When We Left Cuba(4)
“A proposal or four, perhaps.”
“Rum scions and sugar barons or wild-haired, bearded freedom fighters?”
“Let’s just say my tastes are varied. I kissed Che Guevara once.”
I can’t tell who is more surprised by the announcement. I don’t know why I said it, why I’m sharing a secret not even my family knows with a total stranger. To shock him, maybe; these Americans are so easy to scandalize. To warn him I am not some simpering debutante; I have done and seen things he cannot fathom. And also, perhaps, because there’s power in the lengths to which you will go in a misguided attempt to secure your father’s release from Guevara’s hellhole of a prison, La Caba?a. It makes for a good story even if I inwardly cringe at the young girl whose hubris made her think a kiss could save a life.
“Did you enjoy it?” Golden Boy’s expression is inscrutable, a clever and effective mask sliding into place. I can’t tell if he’s scandalized, or if he feels sorry for me; I far prefer society’s scorn to his pity.
“The kiss?”
He nods.
“I would have preferred to cut his throat.”
To his credit, he doesn’t flinch at my bloodthirsty response.
“Then why did you do it?”
I surprise myself—and perhaps him—by opting for truth rather than prevarication.
“Because I was tired of things happening to me, and I wanted to make things happen for myself. Because I was trying to save someone’s life.”
“And did you?”
The taste of defeat fills my mouth with ash.
“That time, I did.”
The wave of power brings another emotion with it, the memory of the life I couldn’t save, of a car screeching to a stop in front of the enormous gates of our home, the door opening, my twin brother’s still-warm dead body tumbling to the ground, his blood staining the steps we once played on when we were children, his head cradled in my lap while I sobbed.

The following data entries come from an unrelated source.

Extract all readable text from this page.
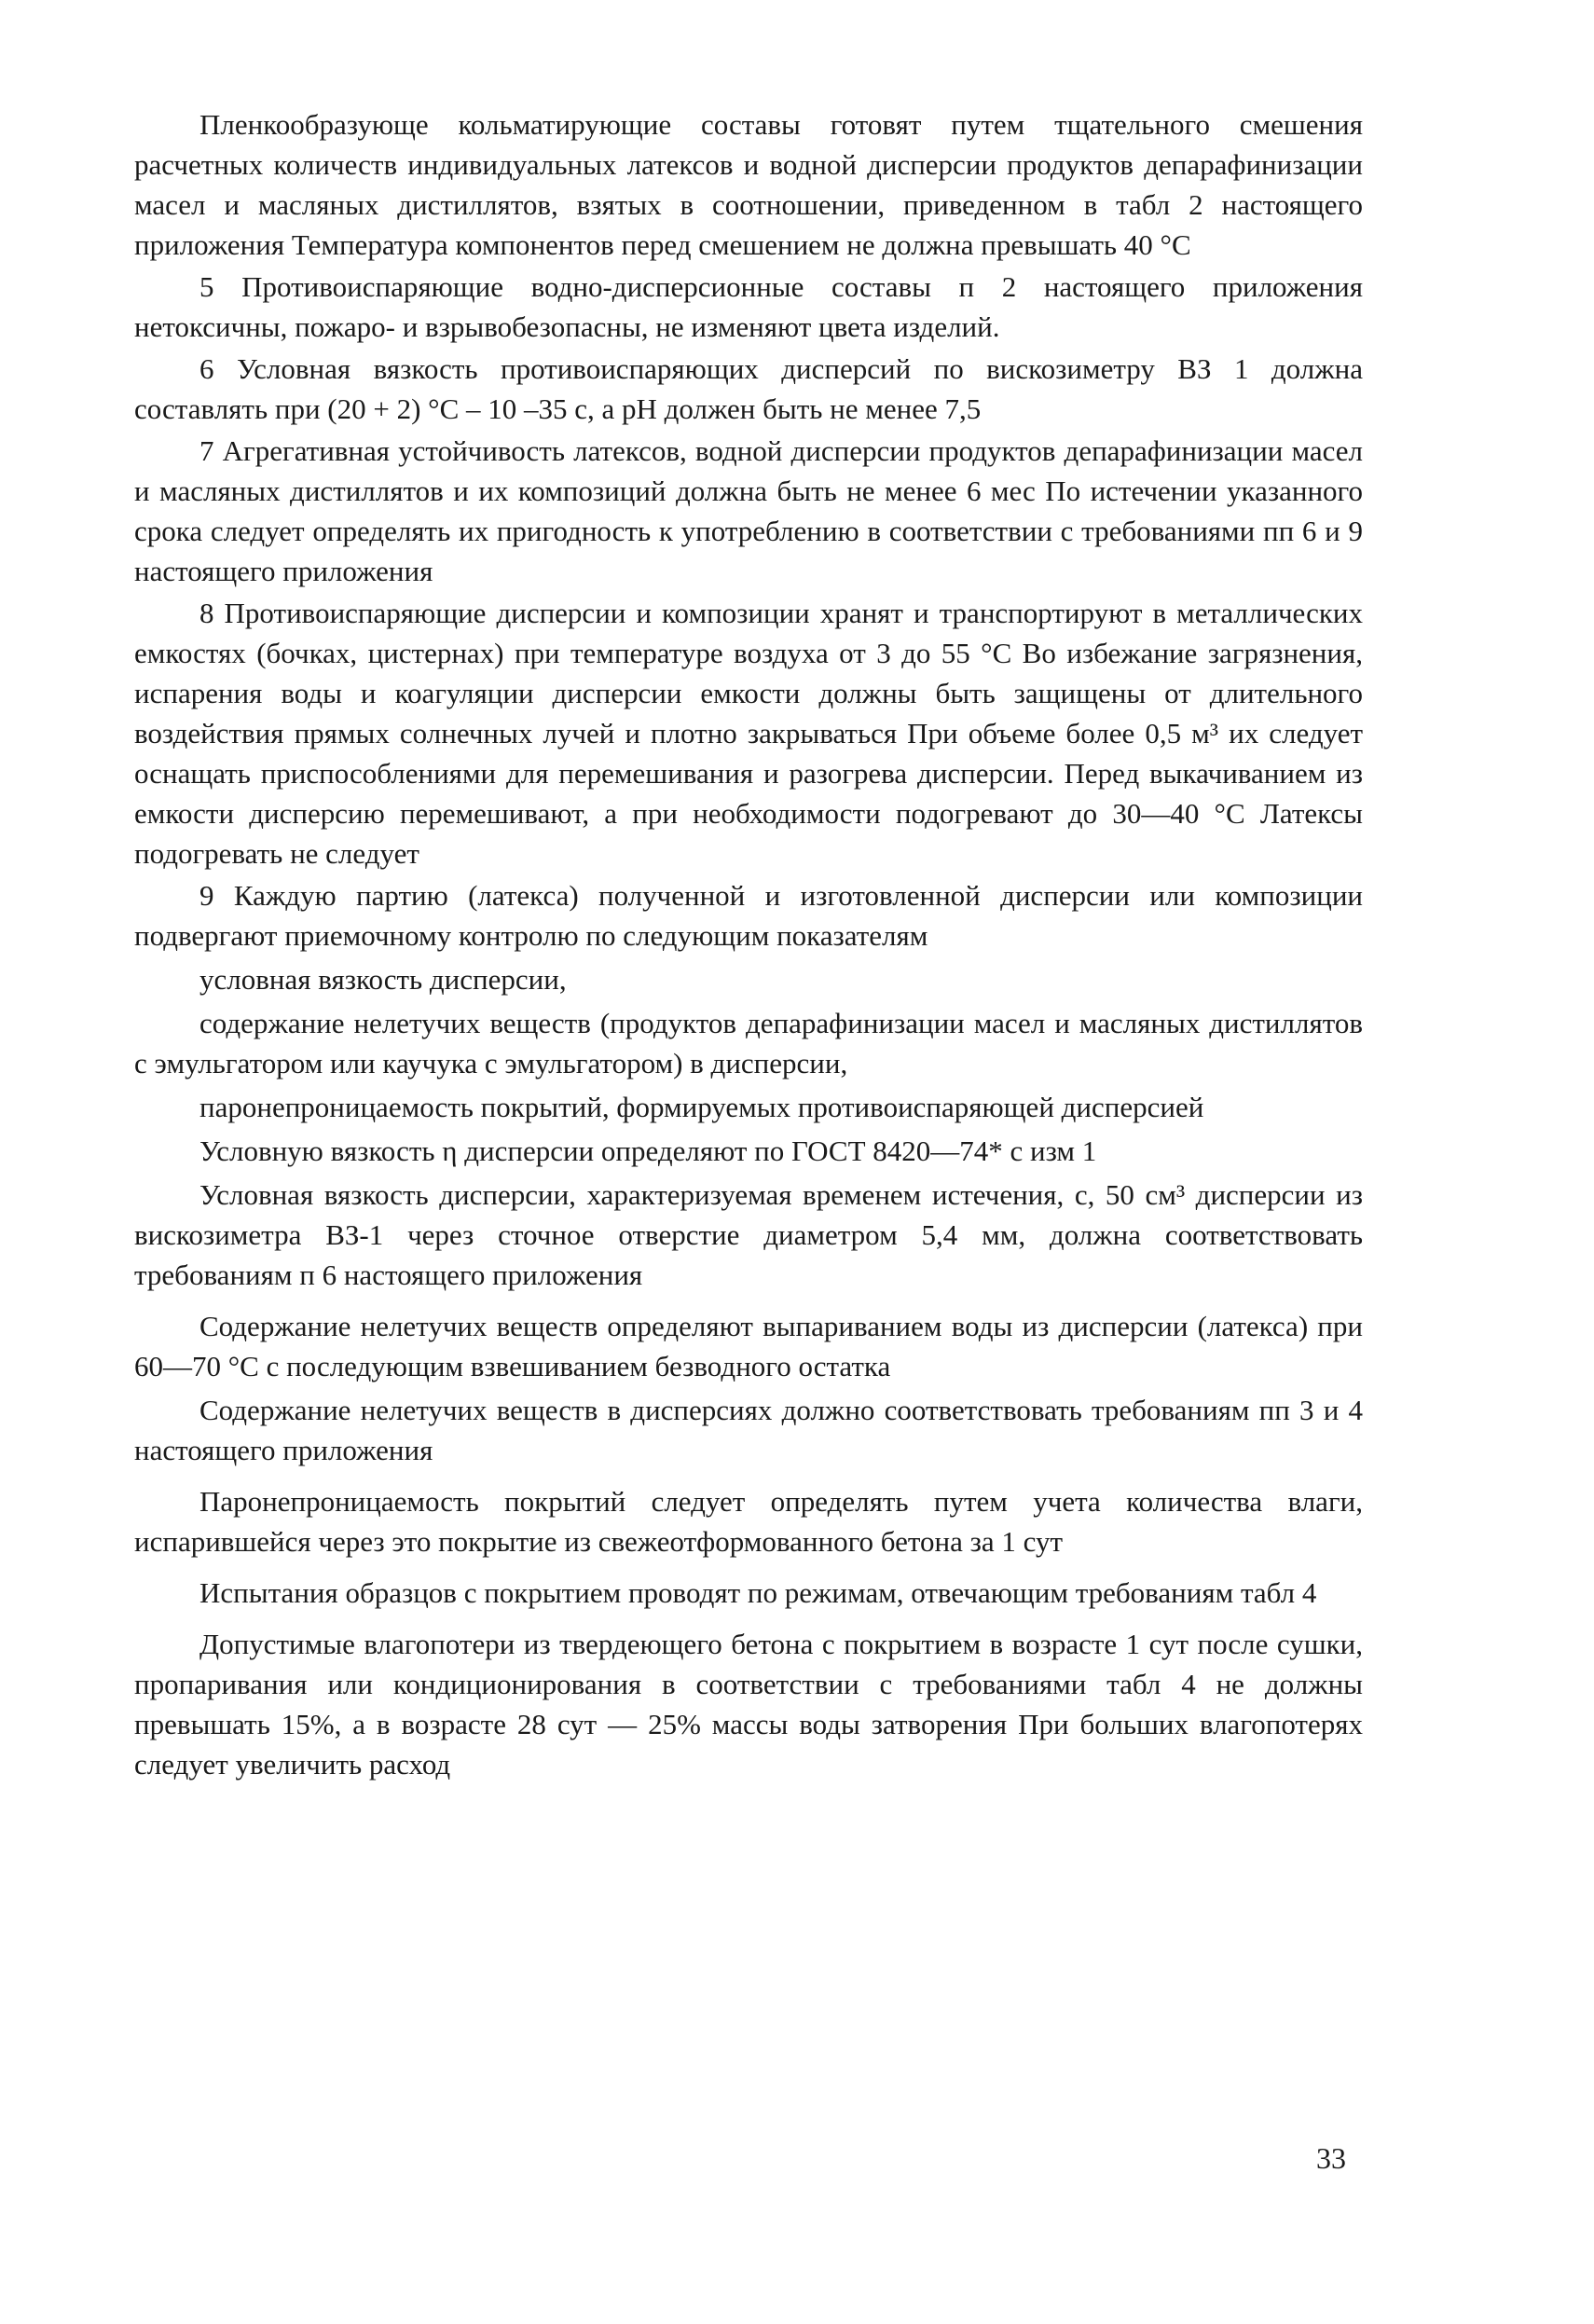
Пленкообразующе кольматирующие составы готовят путем тщательного смешения расчетных количеств индивидуальных латексов и водной дисперсии продуктов депарафинизации масел и масляных дистиллятов, взятых в соотношении, приведенном в табл 2 настоящего приложения Температура компонентов перед смешением не должна превышать 40 °С

5 Противоиспаряющие водно-дисперсионные составы п 2 настоящего приложения нетоксичны, пожаро- и взрывобезопасны, не изменяют цвета изделий.

6 Условная вязкость противоиспаряющих дисперсий по вискозиметру ВЗ 1 должна составлять при (20 + 2) °С – 10 –35 с, а pH должен быть не менее 7,5

7 Агрегативная устойчивость латексов, водной дисперсии продуктов депарафинизации масел и масляных дистиллятов и их композиций должна быть не менее 6 мес По истечении указанного срока следует определять их пригодность к употреблению в соответствии с требованиями пп 6 и 9 настоящего приложения

8 Противоиспаряющие дисперсии и композиции хранят и транспортируют в металлических емкостях (бочках, цистернах) при температуре воздуха от 3 до 55 °С Во избежание загрязнения, испарения воды и коагуляции дисперсии емкости должны быть защищены от длительного воздействия прямых солнечных лучей и плотно закрываться При объеме более 0,5 м³ их следует оснащать приспособлениями для перемешивания и разогрева дисперсии. Перед выкачиванием из емкости дисперсию перемешивают, а при необходимости подогревают до 30—40 °С Латексы подогревать не следует

9 Каждую партию (латекса) полученной и изготовленной дисперсии или композиции подвергают приемочному контролю по следующим показателям

условная вязкость дисперсии,

содержание нелетучих веществ (продуктов депарафинизации масел и масляных дистиллятов с эмульгатором или каучука с эмульгатором) в дисперсии,

паронепроницаемость покрытий, формируемых противоиспаряющей дисперсией

Условную вязкость η дисперсии определяют по ГОСТ 8420—74* с изм 1

Условная вязкость дисперсии, характеризуемая временем истечения, с, 50 см³ дисперсии из вискозиметра ВЗ-1 через сточное отверстие диаметром 5,4 мм, должна соответствовать требованиям п 6 настоящего приложения

Содержание нелетучих веществ определяют выпариванием воды из дисперсии (латекса) при 60—70 °С с последующим взвешиванием безводного остатка

Содержание нелетучих веществ в дисперсиях должно соответствовать требованиям пп 3 и 4 настоящего приложения

Паронепроницаемость покрытий следует определять путем учета количества влаги, испарившейся через это покрытие из свежеотформованного бетона за 1 сут

Испытания образцов с покрытием проводят по режимам, отвечающим требованиям табл 4

Допустимые влагопотери из твердеющего бетона с покрытием в возрасте 1 сут после сушки, пропаривания или кондиционирования в соответствии с требованиями табл 4 не должны превышать 15%, а в возрасте 28 сут — 25% массы воды затворения При больших влагопотерях следует увеличить расход

33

“Is it as bad as everyone says?” His tone is gentled to something I can hardly bear.
“Worse.”
“I can’t imagine.”
“No, you can’t. You have no idea how fortunate you are to be born in this time, in this place. Without freedom, you have nothing.”
“And what would you tell a man with only a few minutes of freedom left?”
“To run,” I reply, my tone wry.
A ghost of a smile crosses his face, but it’s obvious he isn’t buying what I’m selling, and I like him better for it, for seeing past the facade.
“To savor the last few minutes he has,” I answer instead.
I want to ask his name, but pride holds me back—pride and fear.
Such luxuries have no place in my life at the moment.
I blink, only to be greeted by an outstretched palm, waiting for mine to join it.
“Dance with me.”
I swallow, my mouth suddenly dry. I cock my head to the side, studying him, pretending my heart isn’t thundering in my chest, that my hand isn’t itching to take his.
“Now why does that feel more like a challenge than an invitation?”
The music is a faint hum in the background of the evening, the notes drifting out onto the empty balcony.
“Will you dance with me, Beatriz Perez, kisser-of-revolutionaries and thief-of-hearts?”
He’s too smooth by half, and I like him far too much for it.
I shake my head, a smile playing at my lips. “I didn’t say anything about stealing hearts.”
He counters my smile with a spectacular one of his own, the full wattage hitting me. “No, I did.”
Do I really even stand a chance?
He steps forward, obliterating the space between us once more, his cologne filling my nostrils, my eyes level with the snowy white front of his shirt. His hand comes to rest on my waist, the heat from his palm warming me through the thin fabric of my dress. He takes my hand with his free one, our fingers entwined.
My heart turns over in my chest as I follow his lead. Unsurprisingly, he’s a natural, confident dancer.
We don’t speak, but then again, considering the conversation between our bodies—the rustle of fabric, brushing of limbs, fleeting touches that imprint themselves upon my skin—words seem superfluous and far less intimate.
The thing about collecting marriage proposals is that people assume you’re a flirt, and perhaps I was, once, long ago, but now it feels unnatural to play the coquette. I am somewhere between the girl I was and the woman I want to be.
The song ends, another beginning with far too much speed, the dance both stretching for eternity and ending with a blink. He releases me with a subtle heave of his shoulders, the cool air between us, my fingers missing the twine of his, the shock of his absence surprisingly sharp.
I gaze into his eyes, steeling myself against the onslaught of flirtation likely to follow, the invitation to lunch or dinner, the compliments about my dancing, the heat in his gaze. I have no use for romantic entanglements at the moment, even as I imagine I would very much like to be temporarily entangled with this man.
He smiles. “Thank you for the dance.”
I watch him walk away, secure in the knowledge that he will turn around and look back at me.
He doesn’t.
Surprise fills me as he disappears back into the ballroom, into the world where he clearly belongs. Minutes pass before I’m ready to return to the ballroom, to the glittering chandeliers, the harsh glint of the other guests.